Elles créent leurs propres brasseries « artisanales », ou en acquièrent : après avoir « avalé » le numéro 2 mondial SABMiller en 2016, AB-Inbev, se lance ainsi dans une série d’acquisitions de moindre importance, incluant les brasseries artisanales Camden Town Brewery (R-U) ou Four Peaks Brewing Co (E-U). En France, la brasserie parisienne Gallia, relancée en 2009 à partir d’une ancienne maison fermée en 1968, est discrètement rachetée par Heineken en 2021, après Lagunitas en 2015 et Mort subite en 2008.

Les brasseries artisanales s’organisent pour résister au « Big Beer » (les grands brasseurs), en collaborant les unes avec les autres, en affirmant leur ancrage local, ou en créant des labels du type « Independent Craft Brewer » certifiant leur indépendance.
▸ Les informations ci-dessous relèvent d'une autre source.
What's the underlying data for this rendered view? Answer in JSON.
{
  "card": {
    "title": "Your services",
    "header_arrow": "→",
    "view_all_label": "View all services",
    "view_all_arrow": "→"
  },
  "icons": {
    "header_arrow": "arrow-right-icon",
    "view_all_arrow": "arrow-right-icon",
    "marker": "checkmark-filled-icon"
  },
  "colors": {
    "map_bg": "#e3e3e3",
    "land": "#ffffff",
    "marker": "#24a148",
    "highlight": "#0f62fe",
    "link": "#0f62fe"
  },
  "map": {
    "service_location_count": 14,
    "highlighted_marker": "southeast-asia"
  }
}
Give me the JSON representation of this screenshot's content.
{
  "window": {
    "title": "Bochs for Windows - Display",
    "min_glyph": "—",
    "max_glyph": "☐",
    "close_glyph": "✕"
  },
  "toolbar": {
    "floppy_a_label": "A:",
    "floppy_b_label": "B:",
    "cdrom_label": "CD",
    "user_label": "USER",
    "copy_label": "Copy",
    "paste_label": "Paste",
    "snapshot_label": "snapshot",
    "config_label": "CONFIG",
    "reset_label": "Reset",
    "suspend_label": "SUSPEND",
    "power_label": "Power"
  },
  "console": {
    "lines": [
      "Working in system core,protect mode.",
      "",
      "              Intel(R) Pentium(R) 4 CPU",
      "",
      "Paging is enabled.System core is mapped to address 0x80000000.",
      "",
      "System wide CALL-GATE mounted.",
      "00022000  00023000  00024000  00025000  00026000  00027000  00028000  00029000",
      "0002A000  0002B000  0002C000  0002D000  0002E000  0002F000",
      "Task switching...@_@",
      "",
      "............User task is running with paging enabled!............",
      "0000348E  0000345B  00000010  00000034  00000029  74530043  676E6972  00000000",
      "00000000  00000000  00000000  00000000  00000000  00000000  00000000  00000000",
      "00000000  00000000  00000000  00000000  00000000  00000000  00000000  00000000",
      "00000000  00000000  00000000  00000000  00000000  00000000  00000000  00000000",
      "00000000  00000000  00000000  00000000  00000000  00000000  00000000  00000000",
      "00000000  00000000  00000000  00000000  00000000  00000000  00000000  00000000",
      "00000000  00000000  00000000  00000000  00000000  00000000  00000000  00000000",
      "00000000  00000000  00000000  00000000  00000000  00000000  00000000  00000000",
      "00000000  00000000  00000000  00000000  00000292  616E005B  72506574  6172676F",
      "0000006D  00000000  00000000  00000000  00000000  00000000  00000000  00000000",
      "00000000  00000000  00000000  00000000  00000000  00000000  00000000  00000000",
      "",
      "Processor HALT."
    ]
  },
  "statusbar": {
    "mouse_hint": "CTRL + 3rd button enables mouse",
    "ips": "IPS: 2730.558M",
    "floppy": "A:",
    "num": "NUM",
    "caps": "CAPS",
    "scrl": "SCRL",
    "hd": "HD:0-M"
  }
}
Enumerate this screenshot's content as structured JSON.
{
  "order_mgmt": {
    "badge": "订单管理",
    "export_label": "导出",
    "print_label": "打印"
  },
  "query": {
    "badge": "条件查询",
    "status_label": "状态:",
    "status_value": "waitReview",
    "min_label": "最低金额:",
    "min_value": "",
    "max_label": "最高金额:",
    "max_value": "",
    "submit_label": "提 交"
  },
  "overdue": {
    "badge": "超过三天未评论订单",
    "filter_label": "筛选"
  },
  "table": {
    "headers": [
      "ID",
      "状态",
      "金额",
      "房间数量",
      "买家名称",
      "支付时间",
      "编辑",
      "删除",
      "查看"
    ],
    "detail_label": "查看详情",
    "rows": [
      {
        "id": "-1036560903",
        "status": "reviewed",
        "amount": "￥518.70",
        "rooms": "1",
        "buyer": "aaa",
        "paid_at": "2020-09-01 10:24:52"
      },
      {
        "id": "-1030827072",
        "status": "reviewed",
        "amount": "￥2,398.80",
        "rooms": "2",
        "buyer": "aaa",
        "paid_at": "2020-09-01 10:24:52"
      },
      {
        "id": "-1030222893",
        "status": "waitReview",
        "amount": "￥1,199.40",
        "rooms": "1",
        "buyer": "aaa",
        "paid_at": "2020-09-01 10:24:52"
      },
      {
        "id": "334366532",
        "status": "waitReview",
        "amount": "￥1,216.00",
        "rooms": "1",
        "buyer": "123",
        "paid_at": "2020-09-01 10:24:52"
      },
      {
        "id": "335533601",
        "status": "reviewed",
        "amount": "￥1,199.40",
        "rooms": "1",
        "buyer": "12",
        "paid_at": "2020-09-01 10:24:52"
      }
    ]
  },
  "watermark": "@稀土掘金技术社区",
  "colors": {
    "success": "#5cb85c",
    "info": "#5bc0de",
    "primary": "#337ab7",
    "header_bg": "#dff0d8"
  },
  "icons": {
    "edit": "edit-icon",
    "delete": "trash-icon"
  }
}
Mais, l’évolution même de ces brasseries artisanales contribue à brouiller le paysage car certaines d’entre elles sont entre-temps devenues des entreprises de premier plan, voire des multinationales. Ainsi, la microbrasserie écossaise Brewdog, fondée en 2007 par deux personnes, en emploie 2 600 en 2023 réparties dans 65 pays, dont l’Inde. A une échelle moindre, Ninkasi et la Brasserie du Mont-Blanc sont très présents sur les rayonnages français.

La fin d’un rêve ?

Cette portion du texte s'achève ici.